There is some more detail in the link - as well as an interesting general discussion of the Chidamber and Kemerer metrics - CBO is a part of these metrics.


Here's an example with UML that complements the other answers:

UML class diagram showing CBO for 4 different classes that are coupled in various ways

Notes:

  • CBO doesn't care about the direction of a dependency. D has a CBO of 1 because C depends on it, even though D depends on no other classes. B and C are similar cases.
  • Coupling can be via attributes (composition), associations, local variables, instanciations or injected dependencies (arguments to methods).

Coupling is when a class (A) depends (knows about, requires, uses) on another specific class(B). This means when you change a public member B that is used by A, you have to change A as well. You want low coupling between types, so that you can change classes without many side effects. Usually, coupling 'comes' together with bad encapsulation so you'll have A knowing information that should be private to B.

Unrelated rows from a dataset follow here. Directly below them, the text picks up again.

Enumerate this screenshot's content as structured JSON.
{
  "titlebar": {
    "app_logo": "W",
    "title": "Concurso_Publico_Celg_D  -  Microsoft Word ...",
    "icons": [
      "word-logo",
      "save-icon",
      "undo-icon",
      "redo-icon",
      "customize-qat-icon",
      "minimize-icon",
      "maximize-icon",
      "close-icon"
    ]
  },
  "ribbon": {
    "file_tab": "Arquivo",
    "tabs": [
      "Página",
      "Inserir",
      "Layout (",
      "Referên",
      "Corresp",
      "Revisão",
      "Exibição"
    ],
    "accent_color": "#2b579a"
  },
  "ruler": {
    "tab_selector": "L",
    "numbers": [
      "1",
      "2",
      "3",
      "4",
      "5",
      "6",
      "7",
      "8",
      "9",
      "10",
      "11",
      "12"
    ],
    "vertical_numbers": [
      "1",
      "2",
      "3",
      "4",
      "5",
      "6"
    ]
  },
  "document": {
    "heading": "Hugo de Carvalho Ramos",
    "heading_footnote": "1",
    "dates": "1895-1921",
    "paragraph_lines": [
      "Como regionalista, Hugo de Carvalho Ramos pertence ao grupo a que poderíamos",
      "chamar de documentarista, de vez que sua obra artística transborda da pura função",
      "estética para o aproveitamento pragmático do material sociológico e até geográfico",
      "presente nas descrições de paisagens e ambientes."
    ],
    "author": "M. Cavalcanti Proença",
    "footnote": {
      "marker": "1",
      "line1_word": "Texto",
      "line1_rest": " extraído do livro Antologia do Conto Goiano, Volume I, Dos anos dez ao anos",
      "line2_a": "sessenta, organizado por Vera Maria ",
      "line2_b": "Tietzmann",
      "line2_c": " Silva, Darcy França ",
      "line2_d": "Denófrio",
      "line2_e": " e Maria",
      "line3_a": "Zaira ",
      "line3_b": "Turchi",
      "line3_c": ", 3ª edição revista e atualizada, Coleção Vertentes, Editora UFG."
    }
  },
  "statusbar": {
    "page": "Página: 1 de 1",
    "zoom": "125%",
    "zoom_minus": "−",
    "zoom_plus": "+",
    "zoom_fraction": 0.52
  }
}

Some types are generic enough (like List in C#) and you can use them directly without fearing side effects. But whatever classes you define for your own app, you need to be aware that those might change. So in many situations, you are more interested in some behaviour (or attributes) of B, instead of A using the whole B. In those cases, it's better to extract an interface (to abstract the desired behaviour) and then A will know only about an abstraction, while B will implement it. This allows you to have more than one concrete implementation (useful every time you're dealing with things like databases, network, import/export etc) and A won't know about B.

Thus, A can unknowingly use any of B,C,D etc as long as they implement the interface and you can change things in B,C,D as long as this doesn't break the public contract (the interface).

While we usually want our classes to be decoupled, but cohesive (as in to work together), in many situations coupling won't really hurt you, as decoupling might require more effort than provide value. It's up to the developer to identify those situations and to make a proper decision. However, this comes with experience, so in the mean time, just try not to couple your classes too much.